- Leagues: PBA 3x3
- Founded: 2021
- Folded: 2022
- Team colors: Grey, orange, black, white
- Company: Phoenix Petroleum Philippines, Inc.
- Ownership: Dennis Uy
- Championships: 1 championship 2021 First conference

= Limitless Appmasters =

Philippine 3x3 basketball team

The Limitless Appmasters were a Philippine 3x3 basketball team which competed in the PBA 3x3, organized by the Philippines' top-flight professional league, Philippine Basketball Association (PBA). The team is affiliated with the Phoenix Super LPG Fuel Masters, a member franchise of the PBA.

==History==
The Phoenix Super LPG Fuel Masters are among the participating PBA franchise teams in the inaugural 2021 PBA 3x3 season. Instead of competing under the same name as their mother team, the 3x3 team competed under the name "Limitless Appmasters", named after Phoenix Petroleum's mobile app for its rewards and voucher system.
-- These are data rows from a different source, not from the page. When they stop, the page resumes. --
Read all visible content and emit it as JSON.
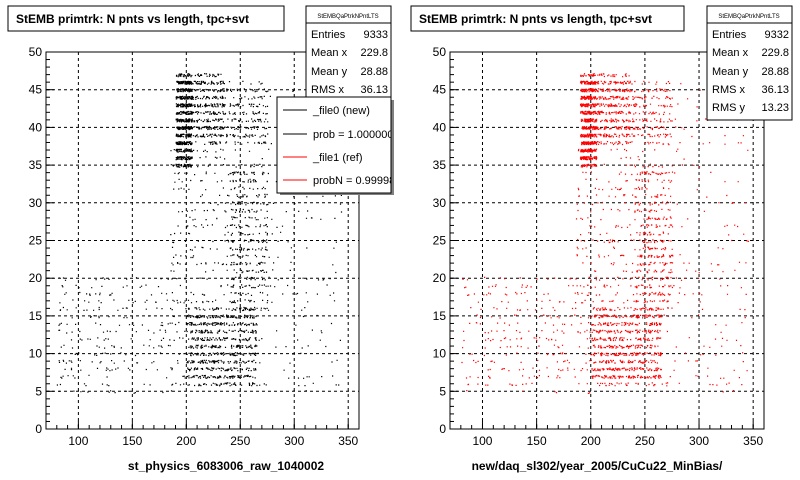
{
  "chart_data": [
    {
      "type": "scatter",
      "title": "StEMB primtrk: N pnts vs length, tpc+svt",
      "xlabel": "st_physics_6083006_raw_1040002",
      "ylabel": "",
      "xlim": [
        70,
        360
      ],
      "ylim": [
        0,
        50
      ],
      "xticks": [
        "100",
        "150",
        "200",
        "250",
        "300",
        "350"
      ],
      "yticks": [
        "0",
        "5",
        "10",
        "15",
        "20",
        "25",
        "30",
        "35",
        "40",
        "45",
        "50"
      ],
      "grid": true,
      "marker_color": "#000000",
      "stats": {
        "name": "StEMBQaPtrkNPntLTS",
        "rows": [
          {
            "label": "Entries",
            "value": "9333"
          },
          {
            "label": "Mean x",
            "value": "229.8"
          },
          {
            "label": "Mean y",
            "value": "28.88"
          },
          {
            "label": "RMS x",
            "value": "36.13"
          }
        ]
      },
      "legend": {
        "position": "top-right",
        "entries": [
          {
            "label": "_file0 (new)",
            "color": "#000000"
          },
          {
            "label": "prob = 1.000000",
            "color": "#000000"
          },
          {
            "label": "_file1 (ref)",
            "color": "#ff0000"
          },
          {
            "label": "probN = 0.99998",
            "color": "#ff0000"
          }
        ]
      },
      "density_regions": [
        {
          "x": [
            190,
            205
          ],
          "y": [
            35,
            47
          ],
          "weight": 0.26
        },
        {
          "x": [
            205,
            235
          ],
          "y": [
            38,
            47
          ],
          "weight": 0.12
        },
        {
          "x": [
            235,
            275
          ],
          "y": [
            38,
            46
          ],
          "weight": 0.06
        },
        {
          "x": [
            185,
            260
          ],
          "y": [
            15,
            38
          ],
          "weight": 0.08
        },
        {
          "x": [
            240,
            275
          ],
          "y": [
            15,
            35
          ],
          "weight": 0.1
        },
        {
          "x": [
            200,
            265
          ],
          "y": [
            6,
            16
          ],
          "weight": 0.24
        },
        {
          "x": [
            80,
            200
          ],
          "y": [
            5,
            20
          ],
          "weight": 0.08
        },
        {
          "x": [
            260,
            345
          ],
          "y": [
            5,
            46
          ],
          "weight": 0.06
        }
      ]
    },
    {
      "type": "scatter",
      "title": "StEMB primtrk: N pnts vs length, tpc+svt",
      "xlabel": "new/daq_sl302/year_2005/CuCu22_MinBias/",
      "ylabel": "",
      "xlim": [
        70,
        360
      ],
      "ylim": [
        0,
        50
      ],
      "xticks": [
        "100",
        "150",
        "200",
        "250",
        "300",
        "350"
      ],
      "yticks": [
        "0",
        "5",
        "10",
        "15",
        "20",
        "25",
        "30",
        "35",
        "40",
        "45",
        "50"
      ],
      "grid": true,
      "marker_color": "#ff0000",
      "stats": {
        "name": "StEMBQaPtrkNPntLTS",
        "rows": [
          {
            "label": "Entries",
            "value": "9332"
          },
          {
            "label": "Mean x",
            "value": "229.8"
          },
          {
            "label": "Mean y",
            "value": "28.88"
          },
          {
            "label": "RMS x",
            "value": "36.13"
          },
          {
            "label": "RMS y",
            "value": "13.23"
          }
        ]
      },
      "density_regions": [
        {
          "x": [
            190,
            205
          ],
          "y": [
            35,
            47
          ],
          "weight": 0.26
        },
        {
          "x": [
            205,
            235
          ],
          "y": [
            38,
            47
          ],
          "weight": 0.12
        },
        {
          "x": [
            235,
            275
          ],
          "y": [
            38,
            46
          ],
          "weight": 0.06
        },
        {
          "x": [
            185,
            260
          ],
          "y": [
            15,
            38
          ],
          "weight": 0.08
        },
        {
          "x": [
            240,
            275
          ],
          "y": [
            15,
            35
          ],
          "weight": 0.1
        },
        {
          "x": [
            200,
            265
          ],
          "y": [
            6,
            16
          ],
          "weight": 0.24
        },
        {
          "x": [
            80,
            200
          ],
          "y": [
            5,
            20
          ],
          "weight": 0.08
        },
        {
          "x": [
            260,
            345
          ],
          "y": [
            5,
            46
          ],
          "weight": 0.06
        }
      ]
    }
  ]
}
The Appmasters became the first-ever PBA 3x3 grand champions when it clinched the title of the PBA 3x3 first conference. Consequentially, their players were named as the Philippines' representatives for the men's 3x3 event for the 2021 Southeast Asian Games.

They would take a leave of absence in the 2022–23 season. The team would never play again in the league which disbanded in 2024.